Monday, August 10, 2009

How Would You Share a Reformed Understanding of the Gospel?

2 comments:

christianlady said...

I am new to this reformed thing, though I think much of it I did beleive before understanding any of it. I am having a problem knowing what to say when my daughter asks, "how can I be a Christian?" exactly. I came from a decisional background...so there was always a moment of salvation that's clear. I think we like assurance of salvation, you know, a going past the beginning so we can grow. I do believe there is a point when we are not saved, and then when we are...but it's not based on a prayer or on an act on our part. It's based on the gift of faith given to us, and a moment when we see because of God's grace. How to explain this to a 6 year old child? We still need to seek forgiveness, we still need to be cleansed...this is all the work of God. But a 6 year old is not satisfied with harder answers. I don't mean dumb it down. There are verses that speak of confessing with your mouth and believing in your heart...I've tried using that. Saying that we who are to believe are drawn to Christ and we realize we are sinners, and we cry out to Him for forgiveness. He saves us, not because we cry out or pray, or go to church...

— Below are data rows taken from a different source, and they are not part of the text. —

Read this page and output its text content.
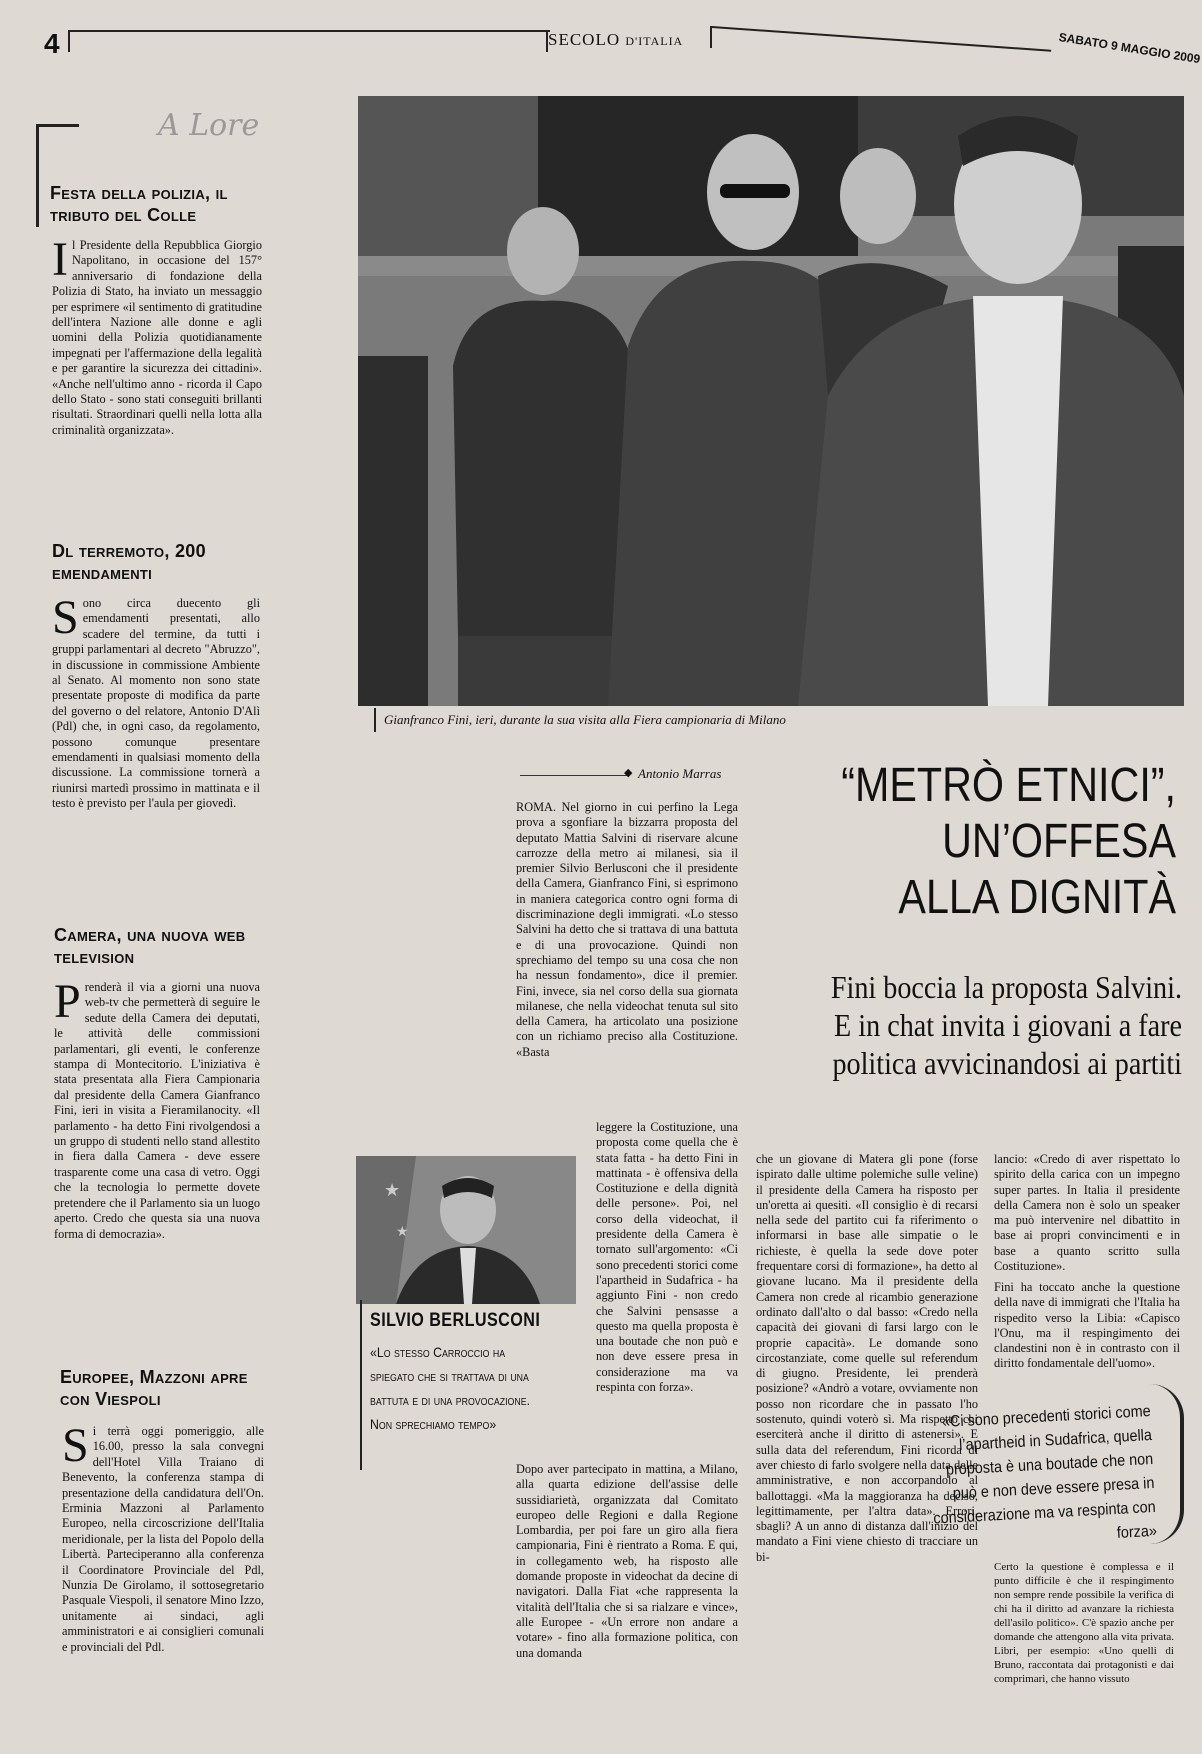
4	SECOLO D'ITALIA	SABATO 9 MAGGIO 2009
A Lore
Festa della polizia, il tributo del Colle
Il Presidente della Repubblica Giorgio Napolitano, in occasione del 157° anniversario di fondazione della Polizia di Stato, ha inviato un messaggio per esprimere «il sentimento di gratitudine dell'intera Nazione alle donne e agli uomini della Polizia quotidianamente impegnati per l'affermazione della legalità e per garantire la sicurezza dei cittadini». «Anche nell'ultimo anno - ricorda il Capo dello Stato - sono stati conseguiti brillanti risultati. Straordinari quelli nella lotta alla criminalità organizzata».
Dl terremoto, 200 emendamenti
Sono circa duecento gli emendamenti presentati, allo scadere del termine, da tutti i gruppi parlamentari al decreto "Abruzzo", in discussione in commissione Ambiente al Senato. Al momento non sono state presentate proposte di modifica da parte del governo o del relatore, Antonio D'Alì (Pdl) che, in ogni caso, da regolamento, possono comunque presentare emendamenti in qualsiasi momento della discussione. La commissione tornerà a riunirsi martedì prossimo in mattinata e il testo è previsto per l'aula per giovedì.
Camera, una nuova web television
Prenderà il via a giorni una nuova web-tv che permetterà di seguire le sedute della Camera dei deputati, le attività delle commissioni parlamentari, gli eventi, le conferenze stampa di Montecitorio. L'iniziativa è stata presentata alla Fiera Campionaria dal presidente della Camera Gianfranco Fini, ieri in visita a Fieramilanocity. «Il parlamento - ha detto Fini rivolgendosi a un gruppo di studenti nello stand allestito in fiera dalla Camera - deve essere trasparente come una casa di vetro. Oggi che la tecnologia lo permette dovete pretendere che il Parlamento sia un luogo aperto. Credo che questa sia una nuova forma di democrazia».
Europee, Mazzoni apre con Viespoli
Si terrà oggi pomeriggio, alle 16.00, presso la sala convegni dell'Hotel Villa Traiano di Benevento, la conferenza stampa di presentazione della candidatura dell'On. Erminia Mazzoni al Parlamento Europeo, nella circoscrizione dell'Italia meridionale, per la lista del Popolo della Libertà. Parteciperanno alla conferenza il Coordinatore Provinciale del Pdl, Nunzia De Girolamo, il sottosegretario Pasquale Viespoli, il senatore Mino Izzo, unitamente ai sindaci, agli amministratori e ai consiglieri comunali e provinciali del Pdl.
Gianfranco Fini, ieri, durante la sua visita alla Fiera campionaria di Milano
◆ Antonio Marras	“METRÒ ETNICI”,
UN’OFFESA
ALLA DIGNITÀ
Fini boccia la proposta Salvini. E in chat invita i giovani a fare politica avvicinandosi ai partiti
ROMA. Nel giorno in cui perfino la Lega prova a sgonfiare la bizzarra proposta del deputato Mattia Salvini di riservare alcune carrozze della metro ai milanesi, sia il premier Silvio Berlusconi che il presidente della Camera, Gianfranco Fini, si esprimono in maniera categorica contro ogni forma di discriminazione degli immigrati. «Lo stesso Salvini ha detto che si trattava di una battuta e di una provocazione. Quindi non sprechiamo del tempo su una cosa che non ha nessun fondamento», dice il premier. Fini, invece, sia nel corso della sua giornata milanese, che nella videochat tenuta sul sito della Camera, ha articolato una posizione con un richiamo preciso alla Costituzione. «Basta
leggere la Costituzione, una proposta come quella che è stata fatta - ha detto Fini in mattinata - è offensiva della Costituzione e della dignità delle persone». Poi, nel corso della videochat, il presidente della Camera è tornato sull'argomento: «Ci sono precedenti storici come l'apartheid in Sudafrica - ha aggiunto Fini - non credo che Salvini pensasse a questo ma quella proposta è una boutade che non può e non deve essere presa in considerazione ma va respinta con forza».
Dopo aver partecipato in mattina, a Milano, alla quarta edizione dell'assise delle sussidiarietà, organizzata dal Comitato europeo delle Regioni e dalla Regione Lombardia, per poi fare un giro alla fiera campionaria, Fini è rientrato a Roma. E qui, in collegamento web, ha risposto alle domande proposte in videochat da decine di navigatori. Dalla Fiat «che rappresenta la vitalità dell'Italia che si sa rialzare e vince», alle Europee - «Un errore non andare a votare» - fino alla formazione politica, con una domanda
che un giovane di Matera gli pone (forse ispirato dalle ultime polemiche sulle veline) il presidente della Camera ha risposto per un'oretta ai quesiti. «Il consiglio è di recarsi nella sede del partito cui fa riferimento o informarsi in base alle simpatie o le richieste, è quella la sede dove poter frequentare corsi di formazione», ha detto al giovane lucano. Ma il presidente della Camera non crede al ricambio generazione ordinato dall'alto o dal basso: «Credo nella capacità dei giovani di farsi largo con le proprie capacità». Le domande sono circostanziate, come quelle sul referendum di giugno. Presidente, lei prenderà posizione? «Andrò a votare, ovviamente non posso non ricordare che in passato l'ho sostenuto, quindi voterò sì. Ma rispetto chi eserciterà anche il diritto di astenersi». E sulla data del referendum, Fini ricorda di aver chiesto di farlo svolgere nella data delle amministrative, e non accorpandolo al ballottaggi. «Ma la maggioranza ha deciso, legittimamente, per l'altra data». Errori, sbagli? A un anno di distanza dall'inizio del mandato a Fini viene chiesto di tracciare un bi-
lancio: «Credo di aver rispettato lo spirito della carica con un impegno super partes. In Italia il presidente della Camera non è solo un speaker ma può intervenire nel dibattito in base ai propri convincimenti e in base a quanto scritto sulla Costituzione».
Fini ha toccato anche la questione della nave di immigrati che l'Italia ha rispedito verso la Libia: «Capisco l'Onu, ma il respingimento dei clandestini non è in contrasto con il diritto fondamentale dell'uomo».
Certo la questione è complessa e il punto difficile è che il respingimento non sempre rende possibile la verifica di chi ha il diritto ad avanzare la richiesta dell'asilo politico». C'è spazio anche per domande che attengono alla vita privata. Libri, per esempio: «Uno quelli di Bruno, raccontata dai protagonisti e dai comprimari, che hanno vissuto
★
★
SILVIO BERLUSCONI
«Lo stesso Carroccio ha spiegato che si trattava di una battuta e di una provocazione. Non sprechiamo tempo»	«Ci sono precedenti storici come l’apartheid in Sudafrica, quella proposta è una boutade che non può e non deve essere presa in considerazione ma va respinta con forza»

Any thoughts on how to make it clearer than mud?

JDJ said...

Christianlady,

I've often contemplated the same explanation you are attempting with your 6 year old daughter. What I've come to know, biblically, is that being a Christian and realizing salvation is the same regardless of age. Awareness of sin and its authority over oneself always proceeds salvation because, plainly put, if there is nothing to be saved from, you don't need a savior. Explain to your daughter what sin is biblically. Anything cartoonish catering to intellect will produce nothing more than Joel Osteen's gospel for your daughter. She may or may not be able to understand the full depth of trespass and penalty, but even a glimpse will reveal the desperate need to find shelter. I have a five year old niece who has the same problem that 20, 30, 40, 50, etc. year-old unbelievers do... she doesn't want to admit to her sin. Some of it she has, some of it she won't. She can't repent because she can't envision how greatly her sin weighs itself against her. Yes, we talk about Jesus, His birth, His death (and what it meant), and His resurrection, but she can't see how much she really needs Him. She does the same thing every unbeliever tries to do, she tries to justify her sin by explaining it away with excuses, or by making up some god who is more like a genie than a sovereign, holy authority on justice. I could write about this for days because I think about it often. I love my niece dearly and she, unfortunately, has a mother that hates Christ, and a father who rather not talk about Him. Thankfully, I have seen my niece struggle a bit in thinking about her sin, and she has certainly contemplated the cross and asked some questions that adult "believers" wouldn't think of or ask. All in all, it appears that the Holy Spirit is working on her in some ways, but has not decided to kick down the door yet. I pray that she will realize what sin means (I've used several anologies with her). When that happens all of her head knowledge about Jesus will hopefully become soul knowledge of the Savior.

I don't know if this helped or not. But, in closing, please consider biblical teaching before age. The Word saves (Ps. 19:7, 2 Tim 3:15, Jas. 1:21, etc.) and faith comes by hearing the Word of Christ (Rom. 10:17). We need nothing else.